What I find interesting about this Max Boot column in Commentary is not that he is gleeful that Iran’s president, Mahmoud Ahmadinejad, has been declared the winner of the election. Nor am I interested that he thinks it makes it more likely that Obama will give Netanyahu permission to launch air strikes against Iran. What interests me is that Boot shows no concern for the people of Iran who went and voted and saw their vote discarded. The people who are being beaten like dogs tonight by Ansar-e Hezbollah’s thugs at Iran’s universities and on Iran’s city streets. The people who are tweeting to the world about their desire for regime change. All over the world, tomorrow, people will be wearing green in solidarity with these democrats who want to throw off the oppression of their theocratic regime. In twenty cities, all over Iran, they will take to streets in a few hours to demand their rights and to scream ‘death to dictators.’ They will probably be beaten, arrested, perhaps even killed. They began with a simple desire to see their votes counted accurately. Now they want true freedom.
But Max Boot doesn’t care about them. He blithely assumes that Ahmadinejad will succeed in his coup d’etat, and he’s damn happy about it because he thinks it will give Israel the right to bomb these democrats.
Imagine if Max Boot had decided it was a bad thing for Poland to earn their freedom from Soviet domination because it would make it harder to sustain our immense defense budgets. That’s the kind of cynical callousness Mr. Boot is displaying this evening when he says this:
Even the Obama administration will be hard put to enter into serious negotiations with Ahmadinejad, especially when his scant credibility has been undermined by these utterly fraudulent elections and the resulting street protests.
That doesn’t mean that Obama won’t try–but he will have a lot less patience with Ahmadinejad than he would have had with Mousavi. And that in turn means there is a greater probability that eventually Obama may do something serious to stop the Iranian nuclear program–whether by embargoing Iranian refined-petroleum imports or by tacitly giving the go-ahead to Israel to attack its nuclear installations.

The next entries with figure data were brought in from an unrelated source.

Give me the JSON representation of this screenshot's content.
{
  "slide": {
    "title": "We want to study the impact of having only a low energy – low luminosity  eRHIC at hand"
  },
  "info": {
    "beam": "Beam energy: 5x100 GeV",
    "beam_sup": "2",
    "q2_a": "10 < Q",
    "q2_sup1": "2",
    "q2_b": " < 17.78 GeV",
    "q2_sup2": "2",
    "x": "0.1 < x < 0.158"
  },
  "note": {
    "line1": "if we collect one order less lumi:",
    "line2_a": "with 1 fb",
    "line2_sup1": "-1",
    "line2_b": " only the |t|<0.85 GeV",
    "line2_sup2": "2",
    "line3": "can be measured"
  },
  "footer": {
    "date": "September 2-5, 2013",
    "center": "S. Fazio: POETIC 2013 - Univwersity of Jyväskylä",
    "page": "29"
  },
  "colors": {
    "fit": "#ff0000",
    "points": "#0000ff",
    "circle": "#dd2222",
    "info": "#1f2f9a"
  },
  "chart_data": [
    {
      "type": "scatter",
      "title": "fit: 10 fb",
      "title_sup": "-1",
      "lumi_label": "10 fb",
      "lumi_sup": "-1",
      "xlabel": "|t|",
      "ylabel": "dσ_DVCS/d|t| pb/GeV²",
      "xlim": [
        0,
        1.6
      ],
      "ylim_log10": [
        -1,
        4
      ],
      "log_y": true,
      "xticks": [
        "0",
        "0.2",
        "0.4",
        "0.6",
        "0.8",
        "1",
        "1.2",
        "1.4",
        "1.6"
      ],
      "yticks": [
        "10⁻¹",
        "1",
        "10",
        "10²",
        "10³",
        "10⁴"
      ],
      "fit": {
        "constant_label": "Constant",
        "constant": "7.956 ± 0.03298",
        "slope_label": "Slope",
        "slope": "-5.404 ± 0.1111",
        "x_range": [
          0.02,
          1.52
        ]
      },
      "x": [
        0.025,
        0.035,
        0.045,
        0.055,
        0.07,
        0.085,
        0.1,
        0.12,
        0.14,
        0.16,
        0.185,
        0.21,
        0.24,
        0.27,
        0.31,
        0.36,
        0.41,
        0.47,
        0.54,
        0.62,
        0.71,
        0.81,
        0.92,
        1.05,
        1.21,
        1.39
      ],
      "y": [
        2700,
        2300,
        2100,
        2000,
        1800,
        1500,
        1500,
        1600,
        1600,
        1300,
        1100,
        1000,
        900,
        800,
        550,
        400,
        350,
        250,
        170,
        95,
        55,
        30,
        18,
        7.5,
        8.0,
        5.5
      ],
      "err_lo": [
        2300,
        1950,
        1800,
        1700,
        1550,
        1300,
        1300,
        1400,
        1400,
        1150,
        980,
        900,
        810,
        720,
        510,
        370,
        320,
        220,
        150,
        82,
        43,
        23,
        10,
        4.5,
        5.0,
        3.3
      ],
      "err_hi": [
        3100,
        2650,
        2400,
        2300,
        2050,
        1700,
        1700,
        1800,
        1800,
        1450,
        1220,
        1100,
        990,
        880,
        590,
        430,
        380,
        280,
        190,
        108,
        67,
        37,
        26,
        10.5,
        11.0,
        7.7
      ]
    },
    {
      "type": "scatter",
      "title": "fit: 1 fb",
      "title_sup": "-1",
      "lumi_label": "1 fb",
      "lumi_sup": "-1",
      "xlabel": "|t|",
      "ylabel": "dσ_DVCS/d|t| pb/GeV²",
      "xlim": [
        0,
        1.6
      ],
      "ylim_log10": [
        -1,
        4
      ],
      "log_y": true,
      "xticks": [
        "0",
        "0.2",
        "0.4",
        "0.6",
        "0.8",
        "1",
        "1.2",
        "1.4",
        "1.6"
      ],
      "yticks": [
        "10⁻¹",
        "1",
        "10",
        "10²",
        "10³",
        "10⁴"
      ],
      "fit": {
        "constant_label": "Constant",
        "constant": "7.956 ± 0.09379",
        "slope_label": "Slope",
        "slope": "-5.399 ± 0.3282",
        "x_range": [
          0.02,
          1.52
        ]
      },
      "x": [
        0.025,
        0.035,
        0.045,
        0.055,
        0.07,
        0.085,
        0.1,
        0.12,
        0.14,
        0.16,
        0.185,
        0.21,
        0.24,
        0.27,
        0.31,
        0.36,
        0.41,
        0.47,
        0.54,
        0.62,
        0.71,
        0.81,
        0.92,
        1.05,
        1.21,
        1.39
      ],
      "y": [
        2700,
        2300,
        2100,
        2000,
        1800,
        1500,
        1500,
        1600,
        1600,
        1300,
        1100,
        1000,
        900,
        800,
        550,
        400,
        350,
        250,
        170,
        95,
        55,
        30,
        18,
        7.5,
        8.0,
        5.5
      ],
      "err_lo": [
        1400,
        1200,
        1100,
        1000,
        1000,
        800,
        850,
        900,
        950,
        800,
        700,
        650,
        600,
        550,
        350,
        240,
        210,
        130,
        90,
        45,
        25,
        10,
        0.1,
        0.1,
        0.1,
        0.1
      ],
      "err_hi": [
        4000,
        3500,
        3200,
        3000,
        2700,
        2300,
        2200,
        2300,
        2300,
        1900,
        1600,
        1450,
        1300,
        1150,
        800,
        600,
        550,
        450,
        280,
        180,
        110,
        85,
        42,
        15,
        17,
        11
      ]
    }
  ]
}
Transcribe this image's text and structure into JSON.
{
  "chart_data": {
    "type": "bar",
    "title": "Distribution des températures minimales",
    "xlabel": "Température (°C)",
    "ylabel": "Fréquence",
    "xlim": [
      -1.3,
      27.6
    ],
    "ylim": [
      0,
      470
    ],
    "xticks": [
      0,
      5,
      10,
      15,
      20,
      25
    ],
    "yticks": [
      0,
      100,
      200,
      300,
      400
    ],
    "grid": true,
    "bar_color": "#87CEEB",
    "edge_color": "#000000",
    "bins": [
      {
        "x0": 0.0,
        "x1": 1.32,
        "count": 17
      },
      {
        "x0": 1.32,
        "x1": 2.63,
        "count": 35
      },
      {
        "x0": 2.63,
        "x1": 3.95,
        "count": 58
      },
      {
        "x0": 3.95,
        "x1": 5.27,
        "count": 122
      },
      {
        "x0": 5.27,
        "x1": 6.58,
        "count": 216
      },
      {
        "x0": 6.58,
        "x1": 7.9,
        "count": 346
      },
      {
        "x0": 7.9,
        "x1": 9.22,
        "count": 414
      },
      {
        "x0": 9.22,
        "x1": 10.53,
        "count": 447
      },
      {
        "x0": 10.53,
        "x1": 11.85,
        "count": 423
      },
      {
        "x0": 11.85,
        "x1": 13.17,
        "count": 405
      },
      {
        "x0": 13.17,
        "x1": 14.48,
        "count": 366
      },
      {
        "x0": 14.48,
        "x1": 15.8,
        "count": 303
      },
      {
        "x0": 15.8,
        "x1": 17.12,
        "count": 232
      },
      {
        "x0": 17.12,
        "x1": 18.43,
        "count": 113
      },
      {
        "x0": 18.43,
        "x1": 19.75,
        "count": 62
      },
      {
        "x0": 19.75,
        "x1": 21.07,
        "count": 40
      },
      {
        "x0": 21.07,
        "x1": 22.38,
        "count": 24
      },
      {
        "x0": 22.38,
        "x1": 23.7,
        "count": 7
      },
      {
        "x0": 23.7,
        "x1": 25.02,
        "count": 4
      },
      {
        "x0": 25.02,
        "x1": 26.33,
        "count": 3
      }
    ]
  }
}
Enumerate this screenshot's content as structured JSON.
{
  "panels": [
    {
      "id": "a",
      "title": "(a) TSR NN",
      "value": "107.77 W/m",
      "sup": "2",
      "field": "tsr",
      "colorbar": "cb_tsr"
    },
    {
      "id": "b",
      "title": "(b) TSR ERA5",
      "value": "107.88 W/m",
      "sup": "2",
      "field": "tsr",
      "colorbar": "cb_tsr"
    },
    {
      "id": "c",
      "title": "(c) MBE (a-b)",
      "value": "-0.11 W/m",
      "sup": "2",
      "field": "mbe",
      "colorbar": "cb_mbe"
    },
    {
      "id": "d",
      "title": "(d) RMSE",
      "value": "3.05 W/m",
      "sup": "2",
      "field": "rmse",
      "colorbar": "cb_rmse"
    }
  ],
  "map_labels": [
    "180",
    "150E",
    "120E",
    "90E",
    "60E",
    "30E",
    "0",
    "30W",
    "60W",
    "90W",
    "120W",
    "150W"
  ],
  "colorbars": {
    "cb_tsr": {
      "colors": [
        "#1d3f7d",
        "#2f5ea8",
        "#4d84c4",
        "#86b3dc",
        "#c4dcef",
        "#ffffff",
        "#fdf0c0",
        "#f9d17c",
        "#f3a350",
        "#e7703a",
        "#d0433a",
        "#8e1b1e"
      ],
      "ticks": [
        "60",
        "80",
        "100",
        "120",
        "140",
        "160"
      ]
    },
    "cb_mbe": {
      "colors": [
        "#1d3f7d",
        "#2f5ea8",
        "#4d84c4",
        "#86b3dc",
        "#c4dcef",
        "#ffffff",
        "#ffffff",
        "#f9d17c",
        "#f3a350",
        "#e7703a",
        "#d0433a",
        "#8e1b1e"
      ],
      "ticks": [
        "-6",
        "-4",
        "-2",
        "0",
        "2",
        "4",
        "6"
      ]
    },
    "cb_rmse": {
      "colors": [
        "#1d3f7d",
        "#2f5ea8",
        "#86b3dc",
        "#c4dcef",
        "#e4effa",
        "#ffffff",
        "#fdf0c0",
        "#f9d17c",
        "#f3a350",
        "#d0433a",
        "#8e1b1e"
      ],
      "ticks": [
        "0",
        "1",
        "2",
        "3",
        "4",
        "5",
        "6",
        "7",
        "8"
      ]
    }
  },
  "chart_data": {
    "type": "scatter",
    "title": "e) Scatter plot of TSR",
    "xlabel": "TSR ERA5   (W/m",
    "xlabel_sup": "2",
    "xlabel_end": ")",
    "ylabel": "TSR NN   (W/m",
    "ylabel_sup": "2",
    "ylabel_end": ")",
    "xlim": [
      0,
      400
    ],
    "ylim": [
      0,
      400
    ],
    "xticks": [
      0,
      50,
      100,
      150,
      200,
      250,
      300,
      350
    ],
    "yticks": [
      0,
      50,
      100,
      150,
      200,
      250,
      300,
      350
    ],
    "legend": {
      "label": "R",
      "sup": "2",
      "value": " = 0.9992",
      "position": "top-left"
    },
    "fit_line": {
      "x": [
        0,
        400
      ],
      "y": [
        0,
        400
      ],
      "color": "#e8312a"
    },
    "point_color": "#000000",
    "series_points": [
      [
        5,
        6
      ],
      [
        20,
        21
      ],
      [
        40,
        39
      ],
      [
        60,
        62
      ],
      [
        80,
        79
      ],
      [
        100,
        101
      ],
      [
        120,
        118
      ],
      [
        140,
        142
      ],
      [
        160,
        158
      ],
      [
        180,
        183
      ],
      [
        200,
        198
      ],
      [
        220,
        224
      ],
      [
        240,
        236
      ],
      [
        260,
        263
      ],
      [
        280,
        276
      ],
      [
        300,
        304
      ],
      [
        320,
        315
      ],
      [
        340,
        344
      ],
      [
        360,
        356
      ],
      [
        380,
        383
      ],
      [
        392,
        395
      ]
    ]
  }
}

So in an odd sort of way a win for Ahmadinejad is also a win for those of us who are seriously alarmed about Iranian capabilities and intentions. With crazy Mahmoud in office–and his patron, Ayatollah Khameini, looming in the background–it will be harder for Iranian apologists to deny the reality of this terrorist regime.
In a few hours, when hundreds of thousands, if not millions, of Iranians take to the streets to fight for democracy and liberal reforms and better relations with the West, Max Boot will be cheering on the Ayatollah’s thugs who will greet them with truncheons and bullets and prison and torture.
That’s who Max Boot is. That is what Commentary has become.